Since the 1970s, the Federal Emergency Management Agency (FEMA) has mapped flood risk across U.S. neighborhoods. In the 1980s, the National Oceanic and Atmospheric Administration (NOAA) developed a vegetative health index farmers still consult when applying for drought relief. More examples of everyday uses can be found via America’s Essential Data, put together by a coalition of data scientists and former government employees.
Demand for federal data surged with modern computing. As the digital age dawned, a new generation of social scientists trained for quantitative literacy. Many sought access to enormous administrative data sets assembled by federal agencies including the U.S. Department of the Treasury, Department of Housing and Urban Development (HUD), and Bureau of Labor Statistics (BLS).

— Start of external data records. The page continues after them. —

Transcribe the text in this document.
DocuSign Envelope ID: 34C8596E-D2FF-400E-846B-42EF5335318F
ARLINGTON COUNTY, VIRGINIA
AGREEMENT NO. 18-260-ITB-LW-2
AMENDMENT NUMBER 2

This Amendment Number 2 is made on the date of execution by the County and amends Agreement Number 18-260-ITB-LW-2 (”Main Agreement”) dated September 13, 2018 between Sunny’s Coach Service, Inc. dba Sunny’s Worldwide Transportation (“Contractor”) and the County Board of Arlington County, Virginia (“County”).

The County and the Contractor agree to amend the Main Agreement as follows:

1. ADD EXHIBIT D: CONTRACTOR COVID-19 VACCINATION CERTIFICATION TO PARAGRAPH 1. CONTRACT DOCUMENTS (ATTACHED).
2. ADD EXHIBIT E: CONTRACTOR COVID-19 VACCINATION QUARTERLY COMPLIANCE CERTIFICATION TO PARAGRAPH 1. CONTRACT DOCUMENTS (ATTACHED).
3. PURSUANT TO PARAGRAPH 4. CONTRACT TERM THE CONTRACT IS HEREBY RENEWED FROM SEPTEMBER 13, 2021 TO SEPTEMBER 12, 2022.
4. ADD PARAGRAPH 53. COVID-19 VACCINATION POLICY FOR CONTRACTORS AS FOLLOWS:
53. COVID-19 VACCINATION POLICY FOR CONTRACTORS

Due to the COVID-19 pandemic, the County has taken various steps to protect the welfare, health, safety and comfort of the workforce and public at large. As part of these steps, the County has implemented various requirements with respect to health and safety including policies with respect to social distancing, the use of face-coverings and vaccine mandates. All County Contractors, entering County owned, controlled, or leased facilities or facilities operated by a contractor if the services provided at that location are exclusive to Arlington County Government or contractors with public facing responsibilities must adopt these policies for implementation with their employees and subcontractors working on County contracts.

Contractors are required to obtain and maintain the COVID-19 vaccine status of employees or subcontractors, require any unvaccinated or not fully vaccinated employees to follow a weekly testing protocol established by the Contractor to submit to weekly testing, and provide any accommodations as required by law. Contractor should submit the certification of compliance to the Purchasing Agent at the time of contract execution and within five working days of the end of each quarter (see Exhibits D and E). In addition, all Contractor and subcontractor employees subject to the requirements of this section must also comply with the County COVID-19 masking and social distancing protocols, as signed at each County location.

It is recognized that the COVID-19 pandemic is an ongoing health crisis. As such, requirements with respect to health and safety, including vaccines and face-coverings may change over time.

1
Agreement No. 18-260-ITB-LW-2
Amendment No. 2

“The government has been slow under every administration to catch up to these distribution and preservation needs,” offered Hardy, a former senior program officer in the Division of Preservation and Access at the National Endowment for the Humanities.
The Evidence Act of 2018, championed in part by former Republican House Speaker Paul Ryan, sought to modernize the flow of federal data to the research community. During a public service leave in 2021 and ’22, Ciocca Eller helped researchers from across the country access government records as assistant director of evidence and policy for the White House Office of Science and Technology Policy.
Ciocca Eller, who joined the Harvard faculty in 2019, is also a prodigious user of federal data in her own research. At Harvard, she has pursued a broad range of topics related to the U.S. higher education system, regularly drawing on data from both the U.S. Department of Education and the U.S. Department of Labor.
A recent study drew on a data set, provided by a major state university system, that amounted to anonymized transcripts of hundreds of thousands of students enrolled in its many campuses over a 20-year period. Ciocca Eller linked it with information drawn from the Integrated Postsecondary Education Data System (IPEDS), a U.S. Department of Education initiative that surveys every higher education institution participating in federal financial aid programs.
The methodology allowed her to analyze what characteristics and programs drive graduation rates at each campus for all students, focusing on students from groups traditionally underrepresented in higher education.
Her results demonstrated that college rankings are not always a good indicator of college quality, especially at less resourced public institutions like the ones she studied. Instead, her methods — drawing on federal data — helped show that quality can and should be assessed in ways that account for colleges’ ability to enhance upward mobility among enrolled students.
The cultural conversation around data really needs to change. It’s a service our taxpayer dollars pay for, and it is infrastructure that is essential to our democracy and a functioning society.
Harvard Law School’s Library Innovation Lab launched the Public Data Project to preserve and make accessible federal records in this moment. In early 2025, it announced its arrival by sharing more than 311,000 data sets copied from data.gov, the single largest repository of federal data. Other federal records have been archived and shared with the public via Harvard Dataverse.
But many researchers rely on restricted datasets accessible only to those licensed to protect privacy. Sharing these records would violate any agreements signed with federal agencies.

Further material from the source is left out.